IBM Health Insurance Plan ‘Discriminates’ Against Enrollees with Developmental Mental Health Conditions, Class Action Alleges
K.B. et al. v. IBM Medical and Dental Benefits Plan for Regular Full-Time and Regular Part-Time Employees et al.
Filed: February 26, 2021 ◆§ 7:21-cv-01737
A class action alleges IBM has discriminated against health plan enrollees with developmental mental health conditions, including Autism Spectrum Disorder, by routinely excluding or limiting coverage for speech, occupational and physical therapies.
A proposed class action alleges IBM has discriminated against health insurance plan enrollees with developmental mental health conditions, including Autism Spectrum Disorder, by routinely excluding or limiting coverage for speech, occupational and physical therapies.
The 20-page lawsuit alleges that while early diagnosis and intensive provision of medically necessary applied behavior analysis (ABA), neurodevelopmental therapies (NDT) and other services are essential in dramatically improving the health and well-being of those with mental health conditions, the defendants—IBM, its Medical and Dental Benefits Plan for full-time and part-time employees, the plan’s administrator and the IBM Medical Benefits Trust—have chosen to not cover such under the company’s plan.
Instead of providing coverage for developmental mental health conditions at parity in its medical and dental benefits plan, IBM has created “a separate and unequal group health plan,” called the Special Care for Children Assistance Plan (SCCAP), for employees’ dependents under the age of 26 with developmental disabilities, the lawsuit relays.
According to the complaint out of New York federal court, IBM’s SCCAP provides “separate, unequal, and lifetime-limited health benefits” for IBM employees’ dependents with developmental disabilities. The SCCAP benefits, which have a lifetime limit of $50,000 despite the Affordable Care Act’s prohibition on lifetime financial caps, for ABA, NDT and certain other services are only paid after an enrollee has demonstrated that coverage within the IBM health plan has been denied or exhausted and no other recourse exists, the lawsuit says.

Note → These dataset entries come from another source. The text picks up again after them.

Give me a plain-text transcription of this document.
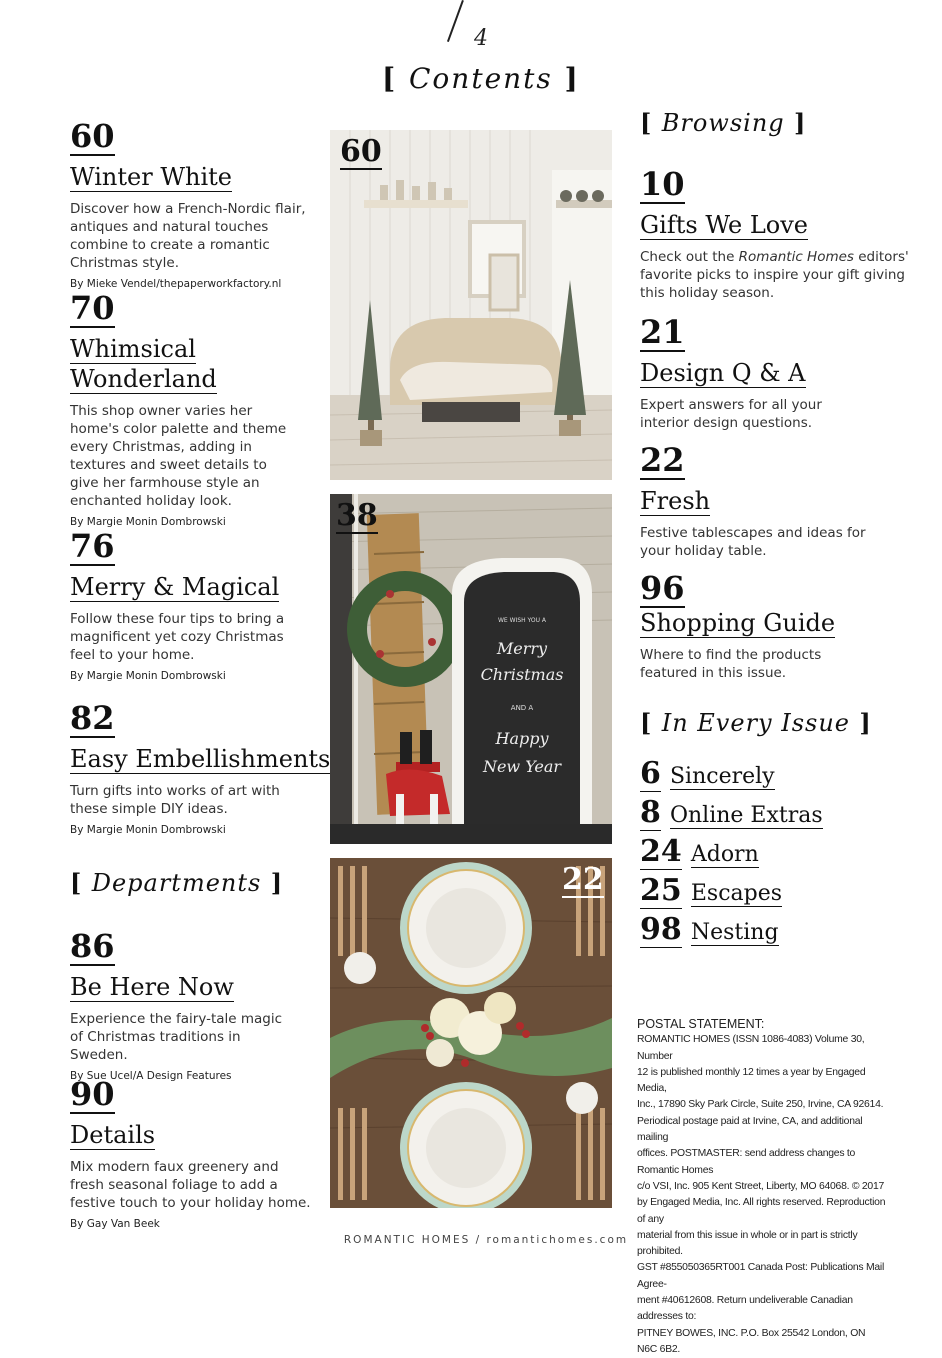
4
[ Contents ]
60
Winter White
Discover how a French-Nordic flair, antiques and natural touches combine to create a romantic Christmas style.
By Mieke Vendel/thepaperworkfactory.nl
70
Whimsical Wonderland
This shop owner varies her home's color palette and theme every Christmas, adding in textures and sweet details to give her farmhouse style an enchanted holiday look.
By Margie Monin Dombrowski
76
Merry & Magical
Follow these four tips to bring a magnificent yet cozy Christmas feel to your home.
By Margie Monin Dombrowski
82
Easy Embellishments
Turn gifts into works of art with these simple DIY ideas.
By Margie Monin Dombrowski
[ Departments ]
86
Be Here Now
Experience the fairy-tale magic of Christmas traditions in Sweden.
By Sue Ucel/A Design Features
90
Details
Mix modern faux greenery and fresh seasonal foliage to add a festive touch to your holiday home.
By Gay Van Beek
60
WE WISH YOU A
Merry
Christmas
AND A
Happy
New Year
38
22
[ Browsing ]
10
Gifts We Love
Check out the Romantic Homes editors' favorite picks to inspire your gift giving this holiday season.
21
Design Q & A
Expert answers for all your interior design questions.
22
Fresh
Festive tablescapes and ideas for your holiday table.
96
Shopping Guide
Where to find the products featured in this issue.
[ In Every Issue ]
6 Sincerely
8 Online Extras
24 Adorn
25 Escapes
98 Nesting

POSTAL STATEMENT:

ROMANTIC HOMES (ISSN 1086-4083) Volume 30, Number

12 is published monthly 12 times a year by Engaged Media,

Inc., 17890 Sky Park Circle, Suite 250, Irvine, CA 92614.

Periodical postage paid at Irvine, CA, and additional mailing

offices. POSTMASTER: send address changes to Romantic Homes

c/o VSI, Inc. 905 Kent Street, Liberty, MO 64068. © 2017

by Engaged Media, Inc. All rights reserved. Reproduction of any

material from this issue in whole or in part is strictly prohibited.

GST #855050365RT001 Canada Post: Publications Mail Agree-

ment #40612608. Return undeliverable Canadian addresses to:

PITNEY BOWES, INC. P.O. Box 25542 London, ON N6C 6B2.

ROMANTIC HOMES / romantichomes.com
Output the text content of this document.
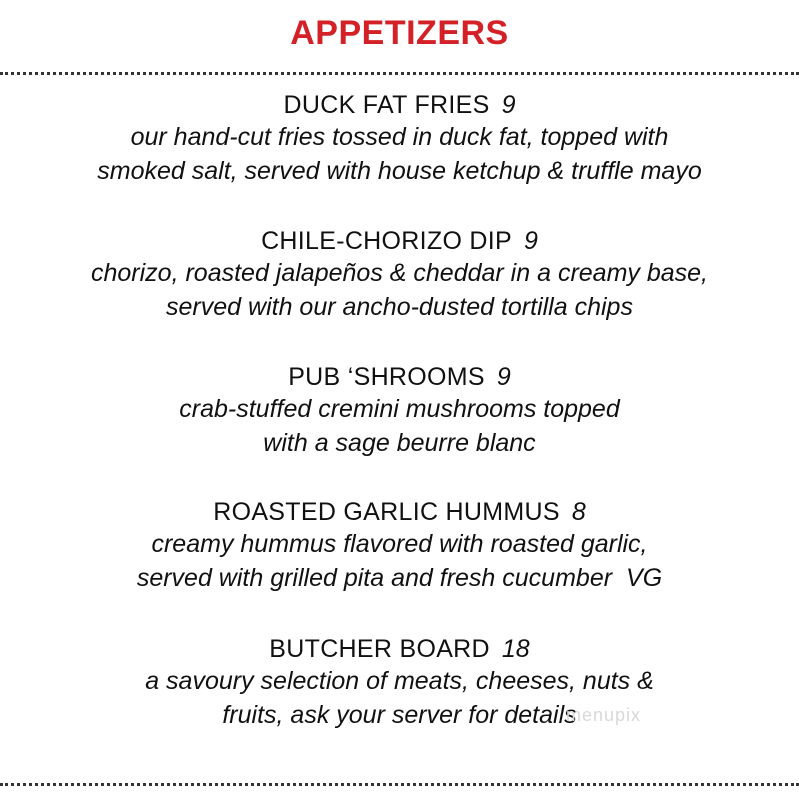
APPETIZERS
DUCK FAT FRIES 9
our hand-cut fries tossed in duck fat, topped with
smoked salt, served with house ketchup & truffle mayo
CHILE-CHORIZO DIP 9
chorizo, roasted jalapeños & cheddar in a creamy base,
served with our ancho-dusted tortilla chips
PUB ‘SHROOMS 9
crab-stuffed cremini mushrooms topped
with a sage beurre blanc
ROASTED GARLIC HUMMUS 8
creamy hummus flavored with roasted garlic,
served with grilled pita and fresh cucumber VG
BUTCHER BOARD 18
a savoury selection of meats, cheeses, nuts &
fruits, ask your server for details
menupix
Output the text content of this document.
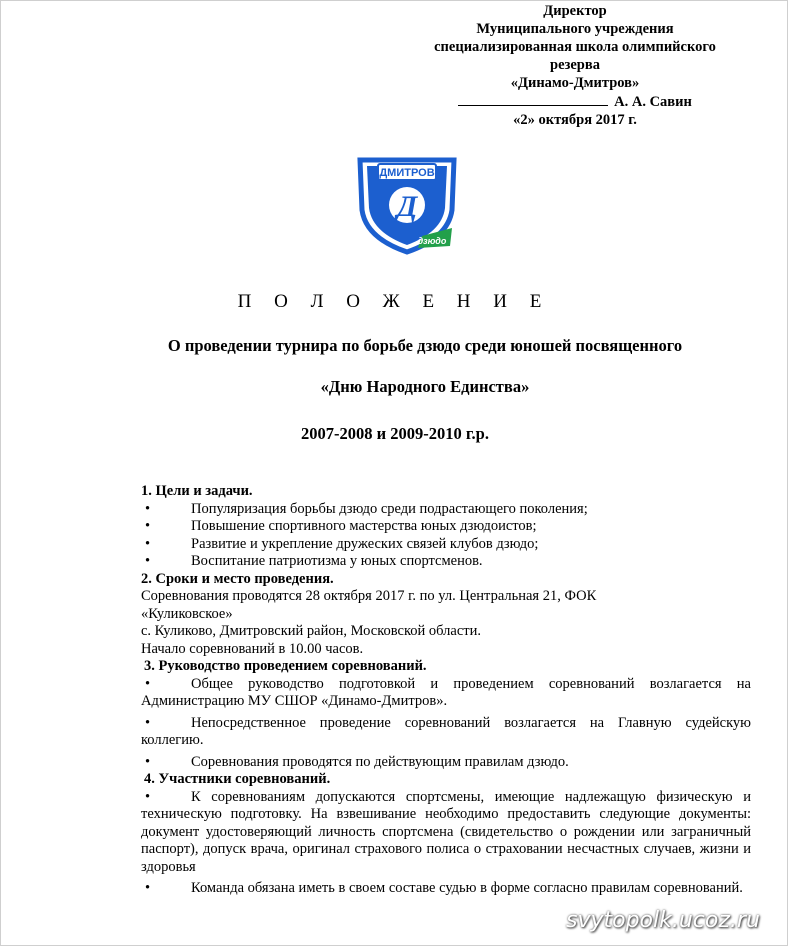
Директор
Муниципального учреждения
специализированная школа олимпийского
резерва
«Динамо-Дмитров»
А. А. Савин
«2» октября 2017 г.
ДМИТРОВ
Д
дзюдо
П О Л О Ж Е Н И Е
О проведении турнира по борьбе дзюдо среди юношей посвященного
«Дню Народного Единства»
2007-2008 и 2009-2010 г.р.
1. Цели и задачи.
•	Популяризация борьбы дзюдо среди подрастающего поколения;
•	Повышение спортивного мастерства юных дзюдоистов;
•	Развитие и укрепление дружеских связей клубов дзюдо;
•	Воспитание патриотизма у юных спортсменов.
2. Сроки и место проведения.
Соревнования проводятся 28 октября 2017 г. по ул. Центральная 21, ФОК
«Куликовское»
с. Куликово, Дмитровский район, Московской области.
Начало соревнований в 10.00 часов.
3. Руководство проведением соревнований.
•	Общее руководство подготовкой и проведением соревнований возлагается на Администрацию МУ СШОР «Динамо-Дмитров».
•	Непосредственное проведение соревнований возлагается на Главную судейскую коллегию.
•	Соревнования проводятся по действующим правилам дзюдо.
4. Участники соревнований.
•	К соревнованиям допускаются спортсмены, имеющие надлежащую физическую и техническую подготовку. На взвешивание необходимо предоставить следующие документы: документ удостоверяющий личность спортсмена (свидетельство о рождении или заграничный паспорт), допуск врача, оригинал страхового полиса о страховании несчастных случаев, жизни и здоровья
•	Команда обязана иметь в своем составе судью в форме согласно правилам соревнований.
svytopolk.ucoz.ru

The case claims IBM’s SCCAP also violates federal Medicaid law and the Employee Retirement Income Security Act of 1974 (ERISA) by attempting to limit its benefits to only claims that remain uncovered after public assistance. Overall, IBM’s SCCAP violates a law known commonly as the Federal Mental Health Parity Act, which was designed to end discrimination in the provision of health insurance coverage for mental health and substance abuse disorders, the case claims.
From the lawsuit:
“The only way [the plaintiff] and similarly situated class members can obtain coverage for these essential and medically necessary services to treat their mental health conditions is to obtain a denial of coverage under the Plan, and then seek coverage through the SCCAP, a plan separately administered by IBM that imposes a combined lifetime limit on such coverage of $50,000.”
The lawsuit looks to represent all individuals who have been or are participants or beneficiaries under the IBM Medical and Dental Benefits Plan for Regular Full-Time and Regular Part-Time Employees in effect during the relevant limitations period, and anyone who received, or requires ABA, NDT or other excluded services to treat developmental mental health conditions.